The Narrative of John Smith - Jon Lellenberg,  Arthur Conan Doyle This edition is all that remains of Sir Arthur Conan Doyle's first attempt at writing a novel; the complete manuscript being lost in the post, en route to the publishers. Having no other copy (these were the days before backup hard drives and printers of course), he resolved to re-write the novel from scratch. Which he in part did, completing the first five chapters before abandoning the project on the sixth.

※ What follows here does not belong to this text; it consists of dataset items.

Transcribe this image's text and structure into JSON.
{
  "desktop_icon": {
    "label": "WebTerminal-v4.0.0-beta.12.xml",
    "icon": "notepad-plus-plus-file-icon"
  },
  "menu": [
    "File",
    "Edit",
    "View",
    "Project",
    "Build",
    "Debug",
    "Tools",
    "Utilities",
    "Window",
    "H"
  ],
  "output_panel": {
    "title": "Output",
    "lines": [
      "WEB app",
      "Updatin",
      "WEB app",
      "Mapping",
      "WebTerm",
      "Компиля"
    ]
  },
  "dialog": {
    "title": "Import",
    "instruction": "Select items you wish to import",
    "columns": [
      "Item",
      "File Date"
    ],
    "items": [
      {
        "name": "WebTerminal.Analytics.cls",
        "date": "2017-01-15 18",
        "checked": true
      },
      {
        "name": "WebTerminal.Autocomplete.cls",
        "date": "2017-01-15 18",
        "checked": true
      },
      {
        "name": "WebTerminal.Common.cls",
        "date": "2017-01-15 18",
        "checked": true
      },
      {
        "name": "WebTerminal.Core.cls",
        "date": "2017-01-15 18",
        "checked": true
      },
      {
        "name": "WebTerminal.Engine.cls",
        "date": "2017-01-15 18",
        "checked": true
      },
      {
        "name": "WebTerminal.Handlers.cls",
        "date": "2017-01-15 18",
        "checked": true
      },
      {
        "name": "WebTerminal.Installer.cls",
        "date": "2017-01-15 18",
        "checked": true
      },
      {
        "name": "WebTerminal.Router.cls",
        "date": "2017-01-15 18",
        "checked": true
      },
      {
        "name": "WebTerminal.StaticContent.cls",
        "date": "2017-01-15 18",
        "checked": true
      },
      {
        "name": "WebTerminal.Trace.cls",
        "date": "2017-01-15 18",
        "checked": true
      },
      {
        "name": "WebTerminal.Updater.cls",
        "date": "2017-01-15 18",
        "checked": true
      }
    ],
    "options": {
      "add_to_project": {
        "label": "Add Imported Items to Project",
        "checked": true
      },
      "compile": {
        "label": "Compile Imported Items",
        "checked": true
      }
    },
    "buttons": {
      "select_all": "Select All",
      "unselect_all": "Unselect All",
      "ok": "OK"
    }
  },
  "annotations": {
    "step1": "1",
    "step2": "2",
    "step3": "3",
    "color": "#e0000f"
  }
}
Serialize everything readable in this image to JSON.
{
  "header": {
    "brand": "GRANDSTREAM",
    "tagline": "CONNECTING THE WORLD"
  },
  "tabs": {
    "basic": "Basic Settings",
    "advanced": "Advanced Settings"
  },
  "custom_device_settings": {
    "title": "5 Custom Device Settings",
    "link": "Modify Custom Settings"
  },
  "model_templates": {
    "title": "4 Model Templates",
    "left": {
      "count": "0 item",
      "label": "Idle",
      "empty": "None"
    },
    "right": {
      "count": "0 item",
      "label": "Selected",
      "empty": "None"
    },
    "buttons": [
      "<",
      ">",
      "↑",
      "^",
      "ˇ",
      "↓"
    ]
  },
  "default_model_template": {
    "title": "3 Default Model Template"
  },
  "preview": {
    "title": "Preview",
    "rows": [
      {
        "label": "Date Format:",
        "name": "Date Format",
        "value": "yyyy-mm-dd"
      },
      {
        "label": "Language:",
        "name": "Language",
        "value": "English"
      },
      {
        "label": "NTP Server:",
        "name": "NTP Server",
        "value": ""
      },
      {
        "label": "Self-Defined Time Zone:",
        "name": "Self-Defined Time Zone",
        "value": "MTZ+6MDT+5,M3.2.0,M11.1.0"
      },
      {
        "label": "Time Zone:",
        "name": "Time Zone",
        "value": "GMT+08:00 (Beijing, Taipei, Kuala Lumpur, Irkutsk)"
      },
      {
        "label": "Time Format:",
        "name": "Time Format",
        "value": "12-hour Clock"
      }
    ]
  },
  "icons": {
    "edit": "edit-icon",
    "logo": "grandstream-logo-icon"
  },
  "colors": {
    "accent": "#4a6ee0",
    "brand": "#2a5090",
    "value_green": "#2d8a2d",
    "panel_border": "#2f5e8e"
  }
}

In this novel, Doyle strongly adheres to the axiom “write what you know”. In what seems more akin to a biographical piece, he gives us his thoughts (albeit via the fictional character John Smith) on a wide range of subjects - be it medical, art, literature, religion or war.
The medical bits seemed a bit too bogged down in detail for my liking (but that is no doubt down to my ignorance on the subject and nothing less), but the rest was easy to follow. The conversations held between the main character, John Smith and the old campaigner who lived upstairs, proved to be a highlight for me.
Instead of completing a novel that he knew wasn’t working, Doyle instead chose to let the parts he liked slowly filter into his subsequent stories (something that Douglas Adams would come to do with his own unpublished material, nigh on a century later), with the novel ‘The Stark Munro Letters’ and the short stories that made up ‘Round The Red Lamp’ benefiting most.
Unfortunately the most damning verdict I can give on this novel is that it cut off suddenly mid-point and I did not mind in the least. If that had occurred with any of Conan Doyle's other novels, it would surely have affected me a lot more.